Since the Indochina War ended in 1975, the U.S. has been involved directly in fairly brief interventions (e.g., Panama, Granada, the Gulf War, Somalia, the Balkans). Therefore, the rise in the debt is not primarily war-created, and current interest on the national debt might be as little as 40% to 50% war-created. However, despite this lack of long-term wars in recent years, high military spending (because of the Cold War, the arms race, the “war on terrorism,” and a military establishment seeking to perpetuate itself) has contributed significantly to the debt.

First, however, some decisions need to be made on how to calculate the military portion of the debt. The following example illustrates two possible methodologies. Suppose that for a particular year military spending was $300 billion and total spending was $600 billion, and the deficit for that year was $100 billion. Methodology A: Since military spending was 50% of total spending, you could argue that the military portion of that debt was 50% or $50 billion.

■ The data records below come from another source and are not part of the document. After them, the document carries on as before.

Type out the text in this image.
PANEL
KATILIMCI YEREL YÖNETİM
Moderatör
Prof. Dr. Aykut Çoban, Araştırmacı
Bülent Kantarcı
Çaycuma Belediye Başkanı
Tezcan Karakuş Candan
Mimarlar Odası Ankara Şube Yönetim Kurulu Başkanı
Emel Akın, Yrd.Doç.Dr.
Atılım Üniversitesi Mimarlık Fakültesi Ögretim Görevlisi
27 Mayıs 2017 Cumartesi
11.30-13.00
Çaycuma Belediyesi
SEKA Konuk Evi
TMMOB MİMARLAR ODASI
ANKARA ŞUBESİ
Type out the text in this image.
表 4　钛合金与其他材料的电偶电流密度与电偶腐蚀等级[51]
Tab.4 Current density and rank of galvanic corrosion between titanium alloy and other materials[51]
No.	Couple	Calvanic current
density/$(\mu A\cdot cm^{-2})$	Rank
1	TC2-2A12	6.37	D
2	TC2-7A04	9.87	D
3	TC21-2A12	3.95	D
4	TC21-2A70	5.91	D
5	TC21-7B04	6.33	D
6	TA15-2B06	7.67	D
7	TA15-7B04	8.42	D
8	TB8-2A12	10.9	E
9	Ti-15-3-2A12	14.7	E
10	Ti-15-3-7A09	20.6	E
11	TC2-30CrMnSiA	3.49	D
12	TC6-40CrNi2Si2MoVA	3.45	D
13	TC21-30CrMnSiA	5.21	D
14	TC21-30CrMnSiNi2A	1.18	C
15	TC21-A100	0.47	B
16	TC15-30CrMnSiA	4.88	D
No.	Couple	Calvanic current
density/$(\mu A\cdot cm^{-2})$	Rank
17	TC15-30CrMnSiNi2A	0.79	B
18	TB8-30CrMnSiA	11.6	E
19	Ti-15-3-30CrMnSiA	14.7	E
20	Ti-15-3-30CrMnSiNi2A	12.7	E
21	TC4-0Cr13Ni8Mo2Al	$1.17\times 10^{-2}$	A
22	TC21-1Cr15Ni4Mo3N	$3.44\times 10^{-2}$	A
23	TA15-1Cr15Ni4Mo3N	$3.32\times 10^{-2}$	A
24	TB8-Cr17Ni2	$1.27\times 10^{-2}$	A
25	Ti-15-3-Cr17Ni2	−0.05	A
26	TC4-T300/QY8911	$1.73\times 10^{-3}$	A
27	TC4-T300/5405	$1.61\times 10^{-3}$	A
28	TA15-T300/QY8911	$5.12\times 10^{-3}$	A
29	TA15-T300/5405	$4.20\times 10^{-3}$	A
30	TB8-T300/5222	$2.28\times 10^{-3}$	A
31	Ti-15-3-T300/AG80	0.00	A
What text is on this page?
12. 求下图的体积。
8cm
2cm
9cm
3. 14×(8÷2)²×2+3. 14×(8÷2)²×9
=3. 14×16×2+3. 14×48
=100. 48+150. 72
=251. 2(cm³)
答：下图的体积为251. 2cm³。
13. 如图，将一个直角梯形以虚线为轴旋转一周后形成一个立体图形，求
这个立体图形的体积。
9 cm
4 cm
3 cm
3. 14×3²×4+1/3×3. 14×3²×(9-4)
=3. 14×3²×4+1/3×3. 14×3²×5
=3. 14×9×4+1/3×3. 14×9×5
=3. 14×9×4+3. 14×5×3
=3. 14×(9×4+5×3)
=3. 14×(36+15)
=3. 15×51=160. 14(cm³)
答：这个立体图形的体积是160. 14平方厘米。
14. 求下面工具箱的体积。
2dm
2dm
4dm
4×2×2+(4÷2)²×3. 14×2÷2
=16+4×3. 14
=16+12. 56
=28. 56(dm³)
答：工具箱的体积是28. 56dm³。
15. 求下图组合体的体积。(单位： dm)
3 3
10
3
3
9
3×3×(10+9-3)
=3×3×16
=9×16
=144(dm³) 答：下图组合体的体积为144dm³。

Methodology B: Or you could argue that if there were no military spending, there would be no debt – in fact, we would have a surplus; therefore, the debt for that year is entirely military-created.

Using the first methodology, the Center on Budget and Policy Priorities (Washington, D.C.) calculated that the interest payments in the 1980s on the accumulated national debt should be considered 50% to 60% military and war-created.8 They began their calculations using FY 1940 as the base year, because at that point the accumulated debt was very small compared to current standards. Then each subsequent year the military-created contribution to the deficit of that year (if there was one) was added to the total accumulated military debt. In this way, the military-created portion of the total national debt was calculated.

If methodology B is used, the military-created portion of the national debt would be 100%. This is because in almost every year since 1940 military spending exceeded the increase in the debt, if there was one.

As a compromise WRL has used 80% of the interest on the national debt as being military and war-created.